Colorado Medical Society

White Paper on

MEDICARE TRANSFORMATION

The Colorado Medical Society advocates for health care coverage for appropriate medical costs for all Colorado residents. Medicare was created to provide such insurance coverage for health care costs for our senior citizens. Recently, the President's Commission on Medicare questioned the fiscal integrity of the program calling for fundamental changes to avert insolvency in Part A Medicare by the year 2002. Additionally, the escalating increase in the cost of paying for Medicare Part B jeopardizes the continuity of that program.

There have been different approaches proposed which can be used to contain the costs of the Medicare program. The first approach would be to cut all provider reimbursement without structurally changing the program. That approach would produce temporary success at best, and provide reimbursement so low that providers would not be financially able to accept Medicare patients. Prior to the era of managed care, many providers could afford to accept very low reimbursement for Medicare, oftentimes at or below cost, and shift those costs to patients and insurance companies who paid full charges for their care. In today's medical market place, no longer is this possible to do. Such low reimbursement would lead to access problems for senior citizens in not being able to find a physician who could afford to care for them.

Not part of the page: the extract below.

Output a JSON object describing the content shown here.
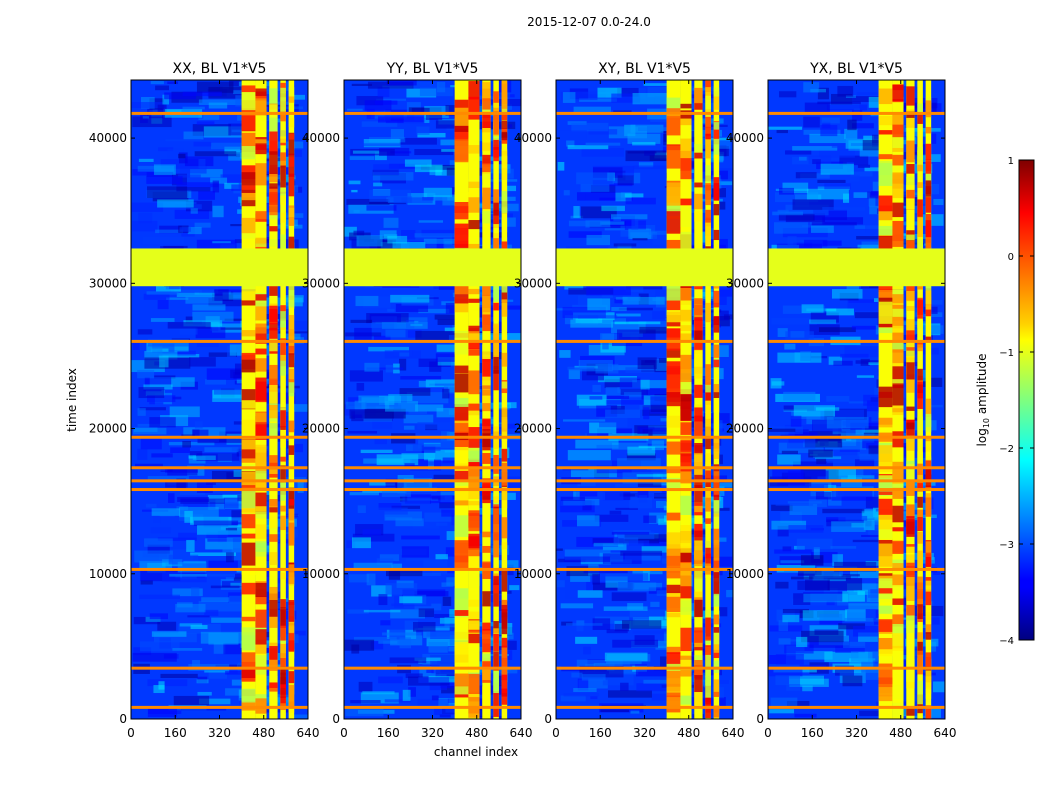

Another approach to save Medicare would be to develop a competitive marketplace where competitive forces lead to improved quality and service, and lower costs. The Federal Employees Benefits Program which covers the President, the Congress, and civil service employees of the government is such a competitive model which has restrained the rate of rise in health insurance inflation to 6.4% over the last 15 years while the general increase nationally was almost 15%. Such a system empowers the patient to choose the health care delivery system and plan that best meets their personal needs. By involving the patient in the selection and financial responsibilities of the plan, the patient becomes a wiser "consumer" of health care.

In considering the alternatives to transform Medicare, the Colorado Medical Society believes any proposal should include the following features:

reducing the automatic rate of rise in Medicare funding from 10% to a level more reflective of the recent lower health care inflation rate and using these savings to ensure the fiscal integrity of the Medicare programs;

limitation of increased cost sharing to Medicare recipients with limited financial resources, for example, including mechanisms whereby low income beneficiaries are given assistance in paying for Part B premiums;

allowing current Medicare enrollees to continue in the current government run Medicare program, or opting out into a pluralistic Medichoice program. Such a program would provide the choice of a variety of health care delivery systems and plans from which to choose, including fee-for-service, managed care, medical savings accounts and health IRAs. Seniors would be able to continue in employer sponsored plans if so desired;

avoidance of precipitous payment rollbacks that could adversely affect access to care by equally sharing any re-distribution of provider reimbursement so as not to place undue hardship on any group of providers;

involvement of physicians in any mid-course corrections needed to maintain quality and access of our senior members to the program;

professional liability reform;

creation of provider sponsored network option for physicians to offer competitive alternatives to insurance plans (federal rather than state insurance regulations);

provision of antitrust relief so physicians can take advantage of provider sponsored network option and added protection for physician self-regulation activities to promote quality;

regulatory relief through exemption of physician office labs from CLIA requirements so that physicians can provide timely in-office laboratory services to patients at a reasonable cost and overhaul of Stark I and II rules to allow physicians to participate in provision of needed ancillary services to patients;

protection for patients dealing with managed care plans, guarantee that patients be informed about their rights and responsibilities in managed care, provision of an appeals process in managed care deselection decisions of physicians, disclosure of utilization review criteria, and greater physician input on insurance plan policies;

creation of medical education trust to ensure funding for medical education;

creation of a physician workforce planning commission.